Thursday, June 16, 2011

Gone at last

Victoria's chief police commissioner Simon Overland says he resigned because the recent controversies engulfing the force made it counterproductive for him to continue. Mr Overland's resignation came hours after the release of a Victorian ombudsman's report which found he was solely responsible for releasing misleading and inconsistent crime statistics before the last state election.

But he told a press conference the report was not the straw that broke the camel's back, rather, his resignation was a culmination of months of controversy that was distracting for the organisation. "I now regrettably find myself in a position where I believe it's in the best interests of Victoria and Victoria Police that I leave," Mr Overland told reporters on Thursday.

"I've always sought to act in the best interests of the organisation in an honourable way and I believe this is the appropriate thing to do.

"There's been a lot of distractions in the last little while and it seems to me they are unlikely to abate. "It got to a position where my continuing in the role was counterproductive to the best interests of the organisation."

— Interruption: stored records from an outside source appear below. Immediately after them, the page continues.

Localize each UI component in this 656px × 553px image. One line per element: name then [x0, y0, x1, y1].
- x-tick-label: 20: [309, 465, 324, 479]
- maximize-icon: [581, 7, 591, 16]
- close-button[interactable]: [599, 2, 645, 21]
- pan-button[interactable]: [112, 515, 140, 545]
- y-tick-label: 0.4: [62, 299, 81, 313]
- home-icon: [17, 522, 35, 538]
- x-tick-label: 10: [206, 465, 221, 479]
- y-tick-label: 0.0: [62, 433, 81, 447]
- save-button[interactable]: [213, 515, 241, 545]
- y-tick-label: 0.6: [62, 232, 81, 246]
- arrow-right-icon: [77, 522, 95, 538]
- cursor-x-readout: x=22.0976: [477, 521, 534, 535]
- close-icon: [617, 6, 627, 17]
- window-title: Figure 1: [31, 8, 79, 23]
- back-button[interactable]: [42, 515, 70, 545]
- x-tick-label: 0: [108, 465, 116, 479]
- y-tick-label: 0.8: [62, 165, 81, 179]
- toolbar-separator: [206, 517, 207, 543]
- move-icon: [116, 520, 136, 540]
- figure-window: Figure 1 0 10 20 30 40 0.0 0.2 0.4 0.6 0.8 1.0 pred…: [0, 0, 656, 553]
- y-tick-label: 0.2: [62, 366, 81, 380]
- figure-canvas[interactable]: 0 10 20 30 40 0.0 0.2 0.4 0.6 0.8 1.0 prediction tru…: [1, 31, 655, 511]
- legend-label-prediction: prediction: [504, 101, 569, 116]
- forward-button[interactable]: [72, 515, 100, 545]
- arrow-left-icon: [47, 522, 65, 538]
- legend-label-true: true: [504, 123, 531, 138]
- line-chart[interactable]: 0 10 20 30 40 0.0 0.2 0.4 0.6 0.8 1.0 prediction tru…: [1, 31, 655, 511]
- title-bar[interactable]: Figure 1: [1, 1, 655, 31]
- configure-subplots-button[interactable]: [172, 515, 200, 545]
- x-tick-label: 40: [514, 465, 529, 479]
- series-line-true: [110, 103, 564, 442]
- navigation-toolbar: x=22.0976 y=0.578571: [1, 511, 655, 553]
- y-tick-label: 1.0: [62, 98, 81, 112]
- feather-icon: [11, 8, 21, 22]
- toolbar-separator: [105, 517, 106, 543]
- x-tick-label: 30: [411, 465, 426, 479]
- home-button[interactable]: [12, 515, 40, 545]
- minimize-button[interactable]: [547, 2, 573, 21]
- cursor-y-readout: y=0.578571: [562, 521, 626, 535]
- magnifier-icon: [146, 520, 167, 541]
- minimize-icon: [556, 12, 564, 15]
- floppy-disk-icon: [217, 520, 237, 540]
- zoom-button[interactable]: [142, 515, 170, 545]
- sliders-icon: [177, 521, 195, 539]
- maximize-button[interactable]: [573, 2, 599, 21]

Mr Overland was supported by a contingent of senior police and other staff members during the press conference at the Victoria Police Centre. Some of his support staff were in tears. He said he was not pressured to resign by the government.

About an hour earlier, the news that he would be resigning broke at a press conference with Victorian Premier Ted Baillieu and Deputy Premier Peter Ryan.

Mr Ryan said he rang Mr Overland on Wednesday night and expressed his concerns over the ombudsman's report. When pressed on whether he asked or told Mr Overland to resign, Mr Ryan refused to reveal the details of their conversation. "We talked about the content of the report, he then indicated his intention to resign and I indicated the government's preparedness to accept that resignation," he said.

Mr Overland has for months insisted he intended to serve out his contract, which was due to expire in less than three years.

The resignation of Mr Overland comes after months of pressure on the police chief commissioner. Although standing by Mr Overland, the state government had ordered an investigation into senior command of Victoria Police after Mr Overland forced out his deputy Sir Ken Jones.

Mr Overland ordered Sir Ken to leave Victoria Police three months before he intended to quit, for reasons that were never fully explained. It was also confirmed that after a complaint from Mr Overland and others the state's police watchdog, the Office of Police Integrity, had been tapping Sir Ken's phones.

Mr Baillieu said there would be an appropriate selection process before the next chief commissioner was appointed and consultants would be used. When asked whether Sir Ken would be in the running, Mr Baillieu replied: "Well the process will be available to anybody who seeks to apply and we wouldn't be seeking to make any comment about that."

Mr Baillieu said the government wanted to appoint a new chief commissioner as soon as possible.

Deputy commissioner Ken Lay will be acting chief commissioner. Mr Overland's resignation officially takes effect from July 1, but he will go on leave at the end of the working day on Thursday.